Leitner box

leitner-box.jpg

A problem:

We leak memories. In school, we stock up knowledge and understanding — but it evaporates. Forgetting is quick and brutal, and impedes future comprehension.

We leak memories even of things that we value. College, for me, was a never-ending series of wows! (It probably helped that I picked my classes mostly on whim, based on which struck my interest.) And yet I can hardly remember anything from my history degree. I learned this the hard way when I tried to teach a European history class, and couldn't remember any of the delightful little stories I had obsessed over in college. Sometimes, now,  I flip through my class books, and can't believe I've ever read them — there's just no memory there.

We're not even asked to value what we learnIn school we learn, and learn, and learn, but we're not given a chance to determine what things, specifically, we love.

Our basic plan:

Students keep, and regularly review, a collection of what they've found most valuable, or interesting, or wonderful, or important.

Each day each student adds to their collection, creating 1–2 flash cards that encapsulates what they've learned that they most love. Flash cards are made elegantly (however the student defines that) and are stored in a Leitner box.

Each day each students reviews their collection, using a spaced repetition system wherein newer cards get reviewed more frequently, and older cards get reviewed less frequently.

Over weeks and months, everything that students enter into their Leitner boxes gets engraved in their memories: they carry around their favorite knowledge wherever they go, and will for the rest of their lives.

The act of reviewing can be a delight: a chance to re-taste some tasty bits of knowledge and to re-visit their past selves ("Why did I ever think this was interesting?!"). It's also a chance to combine knowledge in new arrangements, making connections between information that was previously unrelated.

Eventually, we may transition the cards to a computerized spaced repetition system, like Anki.

Our goals:

Theologian James K. A. Smith writes:

our identity is shaped by what we ultimately love… what, at the end of the day, gives us a sense of meaning, purpose, understanding, and orientation to our being-in-the-world.

Our hope is that the Leitner boxes provide a chance for students to consciously ponder and freely choose those things, and to reflect on them more deeply (and ultimately build them into themselves).

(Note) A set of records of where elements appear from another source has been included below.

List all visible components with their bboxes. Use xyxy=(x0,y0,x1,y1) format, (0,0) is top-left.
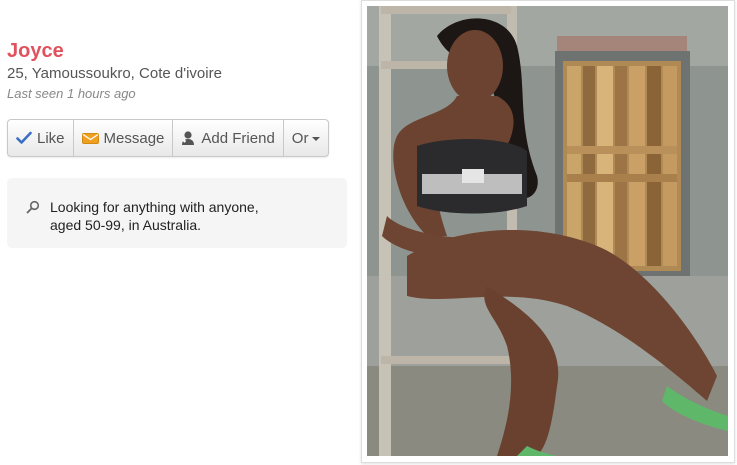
profile-header: Joyce 25, Yamoussoukro, Cote d'ivoire La… xyxy=(7,38,347,103)
profile-details: 25, Yamoussoukro, Cote d'ivoire xyxy=(7,65,222,82)
like-label: Like xyxy=(37,129,65,147)
profile-photo[interactable] xyxy=(367,6,728,456)
message-button[interactable]: Message xyxy=(74,120,174,156)
looking-for-panel: Looking for anything with anyone, aged 5… xyxy=(7,178,347,248)
add-friend-icon xyxy=(181,130,196,146)
profile-photo-frame[interactable] xyxy=(361,0,735,463)
looking-for-text: Looking for anything with anyone, aged 5… xyxy=(50,198,290,234)
message-label: Message xyxy=(103,129,165,147)
looking-for-line-1: Looking for anything with anyone, xyxy=(50,199,259,215)
profile-photo-illustration xyxy=(367,6,728,456)
search-icon xyxy=(26,200,40,219)
add-friend-button[interactable]: Add Friend xyxy=(173,120,284,156)
profile-action-bar: Like Message Add Friend Or xyxy=(7,119,330,157)
last-seen-text: Last seen 1 hours ago xyxy=(7,86,136,101)
checkmark-icon xyxy=(16,131,32,145)
looking-for-line-2: aged 50-99, in Australia. xyxy=(50,217,201,233)
envelope-icon xyxy=(81,132,99,145)
more-options-dropdown[interactable]: Or xyxy=(284,120,329,156)
profile-name[interactable]: Joyce xyxy=(7,38,347,64)
caret-down-icon xyxy=(312,137,321,141)
more-label: Or xyxy=(291,129,309,147)
like-button[interactable]: Like xyxy=(8,120,74,156)
add-friend-label: Add Friend xyxy=(201,129,275,147)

Thus the goals for this really are that students experience more autonomy in school, see what they learn in school as an opportunity to build themselves, and ultimately care more deeply about what they learn.

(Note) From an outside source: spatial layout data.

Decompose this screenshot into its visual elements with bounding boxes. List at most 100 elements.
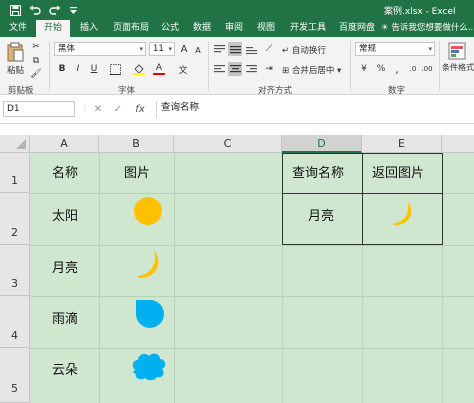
sun-icon[interactable] <box>132 195 164 227</box>
customize-icon[interactable] <box>66 3 80 17</box>
red-swatch <box>153 73 165 75</box>
moon-icon[interactable] <box>134 248 164 282</box>
paste-label[interactable]: 粘贴 <box>7 64 24 76</box>
row-header-5[interactable]: 5 <box>0 348 30 403</box>
tab-home[interactable]: 开始 <box>36 20 70 37</box>
tab-file[interactable]: 文件 <box>4 20 32 37</box>
align-bottom-icon[interactable] <box>244 42 258 56</box>
tab-baidu-netdisk[interactable]: 百度网盘 <box>334 20 380 37</box>
tab-view[interactable]: 视图 <box>252 20 280 37</box>
row-header-4[interactable]: 4 <box>0 296 30 348</box>
shrink-font-button[interactable]: A <box>192 44 204 56</box>
formula-bar: D1 ⋮ ✕ ✓ fx 查询名称 <box>0 96 474 124</box>
cancel-icon[interactable]: ✕ <box>90 101 106 117</box>
gridline <box>30 296 474 297</box>
fill-color-icon[interactable] <box>132 62 146 76</box>
tab-insert[interactable]: 插入 <box>74 20 104 37</box>
tell-me-search[interactable]: ☀ 告诉我您想要做什么... <box>381 22 474 35</box>
cut-icon[interactable]: ✂ <box>30 41 42 53</box>
number-format-select[interactable]: 常规 ▾ <box>355 42 435 56</box>
cell-a5[interactable]: 云朵 <box>52 359 78 378</box>
undo-icon[interactable] <box>28 3 42 17</box>
align-left-icon[interactable] <box>212 62 226 76</box>
cell-d1[interactable]: 查询名称 <box>292 162 344 181</box>
currency-icon[interactable]: ¥ <box>356 62 372 76</box>
font-color-icon[interactable]: A <box>152 61 166 77</box>
italic-button[interactable]: I <box>72 62 84 76</box>
align-middle-icon[interactable] <box>228 42 242 56</box>
cell-a2[interactable]: 太阳 <box>52 205 78 224</box>
save-icon[interactable] <box>8 3 22 17</box>
wrap-text-button[interactable]: ↵ 自动换行 <box>282 44 326 56</box>
cell-d2[interactable]: 月亮 <box>308 205 334 224</box>
gridline <box>30 245 474 246</box>
column-header-d[interactable]: D <box>282 135 362 153</box>
align-right-icon[interactable] <box>244 62 258 76</box>
insert-function-button[interactable]: fx <box>132 101 148 117</box>
document-title: 案例.xlsx - Excel <box>384 7 456 17</box>
wrap-text-icon: ↵ <box>282 46 290 56</box>
increase-decimal-icon[interactable]: .0 <box>406 62 420 76</box>
name-box[interactable]: D1 <box>3 101 75 117</box>
comma-style-icon[interactable]: , <box>390 62 404 76</box>
merge-icon: ⊞ <box>282 66 290 76</box>
orientation-icon[interactable]: ⟋ <box>262 42 276 56</box>
group-divider <box>350 41 351 91</box>
indent-icon[interactable]: ⇥ <box>262 62 276 76</box>
font-name-select[interactable]: 黑体 ▾ <box>54 42 146 56</box>
tab-review[interactable]: 审阅 <box>220 20 248 37</box>
chevron-down-icon: ▾ <box>139 45 143 53</box>
chevron-down-icon: ▾ <box>428 45 432 53</box>
cell-a1[interactable]: 名称 <box>52 162 78 181</box>
column-header-f[interactable] <box>442 135 474 153</box>
percent-icon[interactable]: % <box>374 62 388 76</box>
bold-button[interactable]: B <box>56 62 68 76</box>
gridline <box>174 153 175 403</box>
alignment-group-label: 对齐方式 <box>258 86 293 96</box>
redo-icon[interactable] <box>48 3 62 17</box>
cell-b1[interactable]: 图片 <box>124 162 150 181</box>
tab-developer[interactable]: 开发工具 <box>284 20 332 37</box>
column-header-a[interactable]: A <box>30 135 99 153</box>
underline-button[interactable]: U <box>88 62 100 76</box>
conditional-formatting-label[interactable]: 条件格式 <box>442 62 474 73</box>
row-header-2[interactable]: 2 <box>0 193 30 245</box>
format-painter-icon[interactable]: 🖌 <box>30 68 42 80</box>
gridline <box>30 348 474 349</box>
tab-data[interactable]: 数据 <box>188 20 216 37</box>
tab-page-layout[interactable]: 页面布局 <box>108 20 154 37</box>
result-moon-icon[interactable] <box>390 199 416 229</box>
row-header-1[interactable]: 1 <box>0 153 30 193</box>
font-size-select[interactable]: 11 ▾ <box>149 42 175 56</box>
column-header-e[interactable]: E <box>362 135 442 153</box>
copy-icon[interactable]: ⧉ <box>30 55 42 67</box>
ribbon-tabs: 文件 开始 插入 页面布局 公式 数据 审阅 视图 开发工具 百度网盘 ☀ 告诉… <box>0 20 474 37</box>
conditional-formatting-icon[interactable] <box>446 41 468 61</box>
align-center-icon[interactable] <box>228 62 242 76</box>
tab-formulas[interactable]: 公式 <box>156 20 184 37</box>
cloud-icon[interactable] <box>130 350 168 382</box>
paste-icon[interactable] <box>4 41 26 63</box>
select-all-corner[interactable] <box>0 135 30 153</box>
gridline <box>99 153 100 403</box>
phonetic-button[interactable]: 文 <box>176 62 190 76</box>
title-bar: 案例.xlsx - Excel <box>0 0 474 20</box>
borders-icon[interactable] <box>108 62 122 76</box>
formula-input[interactable]: 查询名称 <box>156 101 472 119</box>
merge-center-button[interactable]: ⊞ 合并后居中 ▾ <box>282 64 341 76</box>
chevron-down-icon: ▾ <box>337 66 342 76</box>
enter-icon[interactable]: ✓ <box>110 101 126 117</box>
row-header-3[interactable]: 3 <box>0 245 30 296</box>
group-divider <box>208 41 209 91</box>
cell-e1[interactable]: 返回图片 <box>372 162 424 181</box>
cell-a4[interactable]: 雨滴 <box>52 308 78 327</box>
column-header-b[interactable]: B <box>99 135 174 153</box>
decrease-decimal-icon[interactable]: .00 <box>420 62 434 76</box>
align-top-icon[interactable] <box>212 42 226 56</box>
column-header-c[interactable]: C <box>174 135 282 153</box>
raindrop-icon[interactable] <box>134 298 166 332</box>
font-group-label: 字体 <box>118 86 136 96</box>
worksheet: A B C D E 1 2 3 4 5 名称 图片 查询名称 返回图片 太阳 月… <box>0 135 474 403</box>
grow-font-button[interactable]: A <box>178 42 190 56</box>
cell-a3[interactable]: 月亮 <box>52 257 78 276</box>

If you walk into our classrooms, you might see:

Students slowly going through their day's reviews, smiling in reverie.

At the end of the day, the whole class pausing for ten minutes to reflect on what they've learned, and to carefully make two flash cards out of the choicest bits.

Some specific questions:

  • Each kid should get a specific box, but what sort of box that is, and how it looks (or is decorated) should be up to the individual student.
  • "Flashcard" connects soul-crushing tedium, but these flashcards are exactly the opposite! Should we avoid the word "flashcard"?
  • 1–2 cards per day — is that a good number?